L’Organisation internationale de la Francophonie (OIF) a célébré son 56ème anniversaire, le 20 mars 2026. Avec 90 États membres aux statuts différents, elle est la plus grande organisation de renforcement du monde francophone. Cependant, de nombreux défis sont à relever tant pour l’OIF elle-même que pour la promotion de la langue française.
En effet, à travers l’OIF, les États intégralement ou partiellement francophones se doivent de dépasser le cadre strictement linguistique. Ils sont appelés à incarner un dialogue des cultures autour de la langue française, cette langue partagée dans cet espace. Pourtant, le devenir de la francophonie et de la langue française semble suspendu à une équation complexe. D’un côté, il y a l’optimisme des chiffres qui indique que le nombre de locuteurs français ne cesse de croître, porté par le dynamisme démographique de l’Afrique subsaharienne, essentiellement francophone qui, selon l’organisation, abritera près de 85 % des francophones d’ici 2050. De l’autre, il est constaté un recul du français dans les instances internationales, recul auquel s’ajoute la faiblesse des infrastructures éducatives dans les régions où il progresse le plus, à savoir l’Afrique subsaharienne.
Un autre défi, non des moindres, est celui de la forte concurrence de l’anglais et des autres langues étrangères tant dans le parler que dans les études et les affaires. Dans les domaines stratégiques comme les sciences, l’économie et les nouvelles technologies de l’information et de la communication ou dans le transport, l’avenir du français inquiète. La francophonie comme organisation internationale et le français comme langue commune imposent de repenser les dynamiques politiques, économiques et culturelles actuelles. Il faut créer une symbiose entre les peuples et faciliter une appropriation de l’OIF par ces derniers. Sans cela, tout restera au niveau des dirigeants et la langue française finira par en pâtir.

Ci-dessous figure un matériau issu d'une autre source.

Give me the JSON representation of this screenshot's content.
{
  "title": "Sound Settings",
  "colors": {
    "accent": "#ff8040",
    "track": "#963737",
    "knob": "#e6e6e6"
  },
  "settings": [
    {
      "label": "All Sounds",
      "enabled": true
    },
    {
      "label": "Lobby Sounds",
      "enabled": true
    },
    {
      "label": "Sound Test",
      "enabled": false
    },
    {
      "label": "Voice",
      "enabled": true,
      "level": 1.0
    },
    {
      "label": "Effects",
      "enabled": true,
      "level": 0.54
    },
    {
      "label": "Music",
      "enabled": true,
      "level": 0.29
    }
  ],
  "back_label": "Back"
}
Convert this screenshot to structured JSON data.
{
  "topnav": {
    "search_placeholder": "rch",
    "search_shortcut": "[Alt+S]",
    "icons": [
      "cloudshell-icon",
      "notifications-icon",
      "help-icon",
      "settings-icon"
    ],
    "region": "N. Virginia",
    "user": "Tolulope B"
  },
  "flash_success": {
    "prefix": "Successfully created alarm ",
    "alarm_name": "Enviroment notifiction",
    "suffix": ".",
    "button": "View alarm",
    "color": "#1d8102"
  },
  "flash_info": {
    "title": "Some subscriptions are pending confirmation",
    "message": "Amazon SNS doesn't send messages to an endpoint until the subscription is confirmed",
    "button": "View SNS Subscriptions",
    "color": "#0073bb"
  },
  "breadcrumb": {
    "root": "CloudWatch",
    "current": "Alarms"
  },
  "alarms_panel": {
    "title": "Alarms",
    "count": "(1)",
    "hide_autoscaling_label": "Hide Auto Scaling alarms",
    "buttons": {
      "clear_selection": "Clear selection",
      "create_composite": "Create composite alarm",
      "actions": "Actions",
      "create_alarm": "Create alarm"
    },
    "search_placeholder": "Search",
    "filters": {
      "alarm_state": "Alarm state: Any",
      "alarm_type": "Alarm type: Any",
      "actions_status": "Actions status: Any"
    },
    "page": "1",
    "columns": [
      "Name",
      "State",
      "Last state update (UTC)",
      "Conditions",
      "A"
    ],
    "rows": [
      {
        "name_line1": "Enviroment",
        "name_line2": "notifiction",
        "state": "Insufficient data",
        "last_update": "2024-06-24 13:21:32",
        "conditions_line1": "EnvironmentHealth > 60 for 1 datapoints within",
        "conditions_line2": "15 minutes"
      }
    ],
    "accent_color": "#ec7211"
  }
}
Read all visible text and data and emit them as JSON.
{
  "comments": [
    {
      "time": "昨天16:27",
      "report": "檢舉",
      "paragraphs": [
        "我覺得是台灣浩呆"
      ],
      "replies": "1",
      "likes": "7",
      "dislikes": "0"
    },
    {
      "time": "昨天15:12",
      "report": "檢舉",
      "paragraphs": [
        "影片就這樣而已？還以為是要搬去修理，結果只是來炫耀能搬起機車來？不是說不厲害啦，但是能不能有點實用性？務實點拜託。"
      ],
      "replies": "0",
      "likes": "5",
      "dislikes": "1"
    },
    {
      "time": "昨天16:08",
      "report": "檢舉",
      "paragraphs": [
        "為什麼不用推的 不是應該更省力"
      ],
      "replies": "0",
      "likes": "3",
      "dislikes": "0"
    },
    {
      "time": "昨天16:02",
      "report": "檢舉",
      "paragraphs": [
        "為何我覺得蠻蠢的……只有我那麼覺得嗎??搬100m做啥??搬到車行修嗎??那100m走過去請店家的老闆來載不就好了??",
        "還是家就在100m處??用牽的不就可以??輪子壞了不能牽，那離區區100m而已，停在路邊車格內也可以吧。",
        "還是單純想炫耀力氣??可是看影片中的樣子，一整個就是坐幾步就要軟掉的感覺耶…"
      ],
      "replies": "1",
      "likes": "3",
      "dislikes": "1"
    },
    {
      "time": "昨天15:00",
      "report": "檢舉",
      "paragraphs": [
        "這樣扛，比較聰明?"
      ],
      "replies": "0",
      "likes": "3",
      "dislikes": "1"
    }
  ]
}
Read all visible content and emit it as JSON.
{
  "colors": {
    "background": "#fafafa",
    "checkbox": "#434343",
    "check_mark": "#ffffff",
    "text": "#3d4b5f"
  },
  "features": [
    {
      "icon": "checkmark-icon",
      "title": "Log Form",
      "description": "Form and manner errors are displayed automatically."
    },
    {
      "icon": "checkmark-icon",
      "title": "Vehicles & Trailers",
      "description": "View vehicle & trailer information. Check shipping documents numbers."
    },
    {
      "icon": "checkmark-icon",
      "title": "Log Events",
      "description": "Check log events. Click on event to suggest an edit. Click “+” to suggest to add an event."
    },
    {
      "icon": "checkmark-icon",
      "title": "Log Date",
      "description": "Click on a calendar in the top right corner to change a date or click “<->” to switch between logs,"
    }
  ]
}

La communauté linguistique française, pour parvenir à s’imposer à l’international, a besoin de se réinventer au risque de se résumer à une juxtaposition de territoires aux trajectoires divergentes. Le départ des trois pays de l’Alliance des États du Sahel (AES) de l’OIF en 2025 est quoique de portée réduite, révélateur de l’appréhension qu’ont certains états de son rôle. Désormais, l’appartenance à l’espace francophone ne rime plus avec l’appartenance à l’OIF.
L’obstacle professionnel
Sur le terrain, l’inadéquation vraie ou supposée de la formation en liaison avec l’emploi dans de nombreux pays francophones de l’Afrique subsaharienne devient un frein à l’usage du français comme langue d’apprentissage. L’exigence de la maîtrise de l’anglais dans les recrutements hors fonction publique, souvent éliminatoire pour les jeunes diplômés n’est pas sans conséquence. Elle pousse les demandeurs à s’interroger sur la pertinence de cette langue française surtout qu’en interne le travail se raréfie et qu’en externe, les pays occidentaux d’expression française durcissent davantage les conditions d’immigration. Sur ce point précis la France, acteur central de la communauté francophone, doit s’investir à ce que des facilités et opportunités soient créées au profit des jeunes francophones des pays moins nantis.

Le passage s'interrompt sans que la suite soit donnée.